In The Sociology of Bullying: Power, Status, and Aggression Among Adolescents, edited by Sociology Professor Christopher Donoghue, the collection’s contributors explore the different types of peer aggression, the social aspects of bullying and the broader community systems that surround bullies and their victims.
Here, Donoghue explains why bullying should be examined from a systemic bias perspective, how schools could improve anti-bullying policies and what bullying looks like today.
What is the difference between the sociology and the psychology of bullying?
Sociologists and psychologists share a common purpose of wanting to reduce bullying inside and outside of schools, Donoghue says, but they have a different perspective on some of the ways of understanding what’s happening among school-age children and how to deal with the problem.
“Psychologists tend to focus a little more on the individual, and sociologists focus a little more on the environment or group level,” Donoghue says. “It’s important for schools to take a whole-school approach to bullying, and that means we focus not only on the bully, the victim and the bystanders, but also the full school community: the teachers, the administrators, the parents, the local community. Sociologists perhaps spend a bit more time thinking about the group level and things like systemic bias and school culture.”
What are common misconceptions about what bullying looks like today?
Here’s what you may not know about how bullying presents in today’s schools, according to Donoghue and other sociologists:
- Stereotypes persist of a strong boy physically bullying a smaller, weaker boy, or girls gossiping with and about each other. “Those types of things do happen but they don’t represent all bullying behaviors and it promotes the idea that bullying is exactly the way it was in the past,” Donoghue says. The stereotypes even appear in media reports about bullying, through the use of stock images of girls whispering in each other’s ears, or a boy looking menacingly at a smaller peer.
- Bullying is not always visible. Cyberbullying is very real, Donoghue says, but it’s often difficult to see in part because it may be taking place in nonpublic online spaces such as video games. Even in instances where a tech-savvy adult is able to find an offending post, “it might be understood only by the victim or children around the victim because it’s coded in a language that only the kids understand.”
- Nonverbal behavior in schools and small groups can also be used as a form of bullying. “It can be hard to interpret if you’re not a child in the school but it can be something as innocuous as a look or a word said at a particular time that means something to the small group,” Donoghue says. “These behaviors are interpreted as a slight or a form of exclusion, but are difficult to pick up and are highly underreported. That’s what a lot of bullying looks like and it’s very challenging to work on.”
How does traditional school culture impact bullying?
Donoghue says sociologists are often interested in the way culture evolves in the school, looking specifically at systemic biases that operate on a group level. “You think about bias in terms of race, gender, but it’s also important to think about the ways schools can be heteronormative spaces in which traditional gender roles and sexual preferences are favored,” Donoghue says.

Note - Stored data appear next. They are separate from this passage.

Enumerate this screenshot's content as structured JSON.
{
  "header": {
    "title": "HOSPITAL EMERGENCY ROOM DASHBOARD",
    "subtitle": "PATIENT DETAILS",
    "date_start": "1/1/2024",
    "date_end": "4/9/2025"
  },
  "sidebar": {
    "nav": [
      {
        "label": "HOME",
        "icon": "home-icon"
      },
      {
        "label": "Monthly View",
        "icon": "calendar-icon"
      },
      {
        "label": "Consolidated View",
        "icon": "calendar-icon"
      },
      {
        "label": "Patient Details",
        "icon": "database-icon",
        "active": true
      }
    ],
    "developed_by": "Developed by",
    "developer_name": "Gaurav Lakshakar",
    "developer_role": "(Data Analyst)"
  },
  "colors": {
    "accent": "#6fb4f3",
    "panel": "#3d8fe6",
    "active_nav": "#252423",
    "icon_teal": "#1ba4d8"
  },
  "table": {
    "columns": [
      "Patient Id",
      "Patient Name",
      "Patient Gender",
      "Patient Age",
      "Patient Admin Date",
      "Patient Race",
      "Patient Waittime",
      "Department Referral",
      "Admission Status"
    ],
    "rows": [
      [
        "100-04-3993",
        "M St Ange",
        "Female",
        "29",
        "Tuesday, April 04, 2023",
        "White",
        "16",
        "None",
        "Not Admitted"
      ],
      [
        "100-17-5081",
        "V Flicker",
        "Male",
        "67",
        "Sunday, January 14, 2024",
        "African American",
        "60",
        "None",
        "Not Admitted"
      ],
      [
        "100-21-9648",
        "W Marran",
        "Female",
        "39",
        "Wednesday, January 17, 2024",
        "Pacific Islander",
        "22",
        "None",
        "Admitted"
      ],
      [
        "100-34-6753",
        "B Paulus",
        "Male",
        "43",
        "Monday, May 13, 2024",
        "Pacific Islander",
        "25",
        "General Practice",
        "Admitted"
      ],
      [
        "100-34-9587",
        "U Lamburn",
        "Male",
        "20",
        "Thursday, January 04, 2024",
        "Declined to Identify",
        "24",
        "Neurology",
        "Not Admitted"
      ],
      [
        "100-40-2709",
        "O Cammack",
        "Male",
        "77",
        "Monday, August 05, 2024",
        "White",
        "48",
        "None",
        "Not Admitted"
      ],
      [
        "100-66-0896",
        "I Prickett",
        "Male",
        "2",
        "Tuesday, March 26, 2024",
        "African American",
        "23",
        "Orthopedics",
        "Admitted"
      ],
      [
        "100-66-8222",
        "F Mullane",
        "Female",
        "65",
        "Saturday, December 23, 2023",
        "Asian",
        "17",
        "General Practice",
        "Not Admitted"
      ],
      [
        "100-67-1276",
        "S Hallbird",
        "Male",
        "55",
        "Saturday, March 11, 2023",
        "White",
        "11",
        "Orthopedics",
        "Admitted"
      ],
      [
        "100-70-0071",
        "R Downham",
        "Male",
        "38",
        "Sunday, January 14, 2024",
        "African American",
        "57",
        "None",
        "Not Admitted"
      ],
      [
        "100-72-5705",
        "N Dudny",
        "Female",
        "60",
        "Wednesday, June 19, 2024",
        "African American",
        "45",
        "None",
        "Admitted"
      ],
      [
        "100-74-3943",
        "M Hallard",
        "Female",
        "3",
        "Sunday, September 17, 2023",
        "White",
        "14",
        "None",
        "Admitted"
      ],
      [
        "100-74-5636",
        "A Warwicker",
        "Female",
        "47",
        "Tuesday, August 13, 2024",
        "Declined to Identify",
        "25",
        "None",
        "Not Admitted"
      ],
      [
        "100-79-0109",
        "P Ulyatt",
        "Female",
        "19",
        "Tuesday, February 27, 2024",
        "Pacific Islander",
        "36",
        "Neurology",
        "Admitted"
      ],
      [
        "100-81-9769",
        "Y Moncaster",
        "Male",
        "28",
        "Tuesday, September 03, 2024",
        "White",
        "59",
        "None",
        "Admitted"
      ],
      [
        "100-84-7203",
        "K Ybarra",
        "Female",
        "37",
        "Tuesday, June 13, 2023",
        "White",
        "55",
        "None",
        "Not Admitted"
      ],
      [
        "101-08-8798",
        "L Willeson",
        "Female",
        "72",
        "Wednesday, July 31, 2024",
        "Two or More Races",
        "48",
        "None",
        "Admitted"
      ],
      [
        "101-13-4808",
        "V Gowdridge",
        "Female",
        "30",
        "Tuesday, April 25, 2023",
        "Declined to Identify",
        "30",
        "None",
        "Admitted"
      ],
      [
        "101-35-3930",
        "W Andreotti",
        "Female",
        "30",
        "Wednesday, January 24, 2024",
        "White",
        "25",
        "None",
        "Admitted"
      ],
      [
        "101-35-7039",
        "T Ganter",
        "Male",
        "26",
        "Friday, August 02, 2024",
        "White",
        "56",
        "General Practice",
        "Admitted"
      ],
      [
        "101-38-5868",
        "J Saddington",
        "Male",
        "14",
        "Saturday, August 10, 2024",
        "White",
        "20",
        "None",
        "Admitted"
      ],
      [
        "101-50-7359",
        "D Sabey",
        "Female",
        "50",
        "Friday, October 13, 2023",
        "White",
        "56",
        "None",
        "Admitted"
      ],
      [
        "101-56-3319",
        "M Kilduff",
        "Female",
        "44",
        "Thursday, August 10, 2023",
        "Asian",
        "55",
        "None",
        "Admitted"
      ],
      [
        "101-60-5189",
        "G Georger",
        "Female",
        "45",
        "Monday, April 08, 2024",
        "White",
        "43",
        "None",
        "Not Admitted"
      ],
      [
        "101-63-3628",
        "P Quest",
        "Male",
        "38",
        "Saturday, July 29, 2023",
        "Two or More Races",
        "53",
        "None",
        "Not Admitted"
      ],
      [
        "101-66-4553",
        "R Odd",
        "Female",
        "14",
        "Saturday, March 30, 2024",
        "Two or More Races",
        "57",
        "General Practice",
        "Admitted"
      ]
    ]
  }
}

“That can often lead to a perception of a hostile environment for kids that don’t fit that norm, and the same can be said for kids with disabilities. They may feel they’re in an environment where their skills are less favored or less recognized.”
How can anti-bullying policies in schools be more effective?
Donoghue says that many anti-bullying policies in place today are designed in such a way that fit aforementioned bullying stereotypes, and, especially when such policies are harsh or severe, it can lead to a culture of underreporting among kids.
“Most states have a clear definition of what bullying is and by virtue of what a policy or law is supposed to do, it’s going to define behavior that is tangible,” Donoghue says. But in fact, kids who feel confined by a rule or policy will “adjust their behavior so their acts are not defined as bullying by the school policy.”
“What we should be doing is spending a lot of time talking to children about how to identify [bullying] and letting them know there’s an environment in which they can speak up and describe what they’re experiencing,” Donoghue says. One recommendation to improve anti-bullying policies in schools would be to have a constant, open channel for children, teachers, parents and school administrators to describe their experiences. “You can get that through interviews in schools or small group meetings that are less threatening than an obligatory annual anti-bullying meeting or public address that is not always a comfortable environment. Opening venues for people to just talk when there isn’t necessarily an incident or crisis at the school can be really important for learning more about what’s happening.”